The
classical Greeks invented reason. This means thought isolated from
emotions, desires, fantasies, hormonal drives, and biological instincts. Thought by itself is pure
and uncorrupted. Its power to understand the universe is immense.
Of course, individuals
thinkers are limited in intelligence and education, and capable of
considerable error. But reason itself, as a tool to understand the
world, is vastly reliable and trustworthy. When reason is kept clean
– when logic is unadulterated by emotions, desires, fantasies, drives, and
instincts – it tends to see the universe with few illusions and
great acuity. What the Greeks discovered and invented in the 500s
B.C. is important and great almost beyond description.
Rather
than just reason and logic, it also could be said that the sixth century Greeks invented
epistemology. This means the systematic and meticulous study of
comprehension, knowledge, and truth. Early on the Greeks used pure reason to
attempt to ascertain the true nature of Nature and the universe. The
strength, depth, universality, and certainty of any intellectual
conclusion and possible truth was tested and weighed by reason alone.
Reason
applied to the study of the physical world was eventually called
science. Reason applied to the study of the intellectual world
was eventually called the humanities or social sciences. Reason
employed to understand nature can be called hard science. Reason
employed to understand humanity can be called soft science.
The
soft sciences include such subjects as psychology, sociology, anthropology, history, economics, and the massive subject of philosophy. Philosophy includes
such subjects as epistemology, metaphysics, ethics, politics,
aesthetics, and spirituality. Philosophy is so important to man that
some people just say: “The Greeks of the sixth century B.C.

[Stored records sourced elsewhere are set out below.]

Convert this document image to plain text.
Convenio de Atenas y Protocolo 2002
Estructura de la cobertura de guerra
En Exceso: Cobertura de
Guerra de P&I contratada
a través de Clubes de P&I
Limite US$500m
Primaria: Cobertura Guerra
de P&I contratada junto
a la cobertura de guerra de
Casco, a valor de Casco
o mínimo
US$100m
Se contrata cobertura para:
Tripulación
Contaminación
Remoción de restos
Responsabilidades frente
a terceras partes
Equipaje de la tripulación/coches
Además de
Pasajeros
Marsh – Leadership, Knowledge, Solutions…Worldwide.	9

invented two main things: science and philosophy.”
Scrupulously
and insightfully using reason to determine the nature of the natural world and
humanity can result in speculations, claims, and statements which are
the absolute and certain truth. Truth is naturally clear and definite
– not hazy and vague. Real truth is also a positive and exact thing
– not a matter of probability. Truth which is truth is absolute and
certain. If it isn’t, then the speculation, claim, or statement put forth can’t accurately be called truth; it isn’t an established, definite, and known truth.
Alas, many
classical Greeks rejected reason and science. It reminded them too
much of their own mortality. So they invented a “god” to save
them. They studied reality and mankind still using a relatively high
level of reason, but also mixed with significant amounts of emotion,
desire, fantasy, drive, and instinct. But willing something, or believing
something, to be true doesn’t make it so. The result of this
intellectual and cognitive mixture was an inferior epistemology or
method of determining truth.
The
first reasonist failures were the nihilists. They solidly emerged
within a century. They claimed that existence didn’t exist and that
reality wasn’t real. Naturally, they also said that the truth
wasn’t true. Even when challenged in their irrationality and
condemned for this nonsense, the nihilists nevertheless said that
existence, reality, and truth were unknowable to the human mind.
These
nihilists believed in relativism and subjectivism. Relativists said
that absolute and certain knowledge of reality was impossible; only
“truths” which were relative to each other could sometimes be
ascertained. Perhaps it could be determined that elephants were
bigger than mice – but not what their positive, definitive sizes were. Subjectivists, in turn, also said that absolute and certain
knowledge of reality was impossible; they claimed that “truth”
varied from person to person and situation to situation. The truth of
one character and circumstance was different from the truth of
another.
The
second reasonist failures were the religiosos. They also emerged
within a century. They admitted that existence existed, reality was
real, and the truth was true. They knew all this absolutely and
certainly because some deity guaranteed it to them. But they also
said that the ultimate existent, reality, and truth was this
self-same “god”. Religionists offered no serious evidence for these
fraudulent and outrageous claims.
The
religionists believed in dogma and faith. Dogma said that something
was true just because another person said so, especially some
religious authority figure. Faith said that some speculations,
claims, or statements should simply be accepted as truth without
reason or evidence. The faithful want everyone to believe and accept
their “truths” as a matter of principle – even if it means
flying in the face of reason, science, evidence, and known
facts.
Reason
tells us that truth is absolute, certain, objective, rational,
logical, and scientific. Reason also tells us that a fully rational and logical thought-system reveals
the best path towards meaning, purpose, pleasure, greatness, and happiness.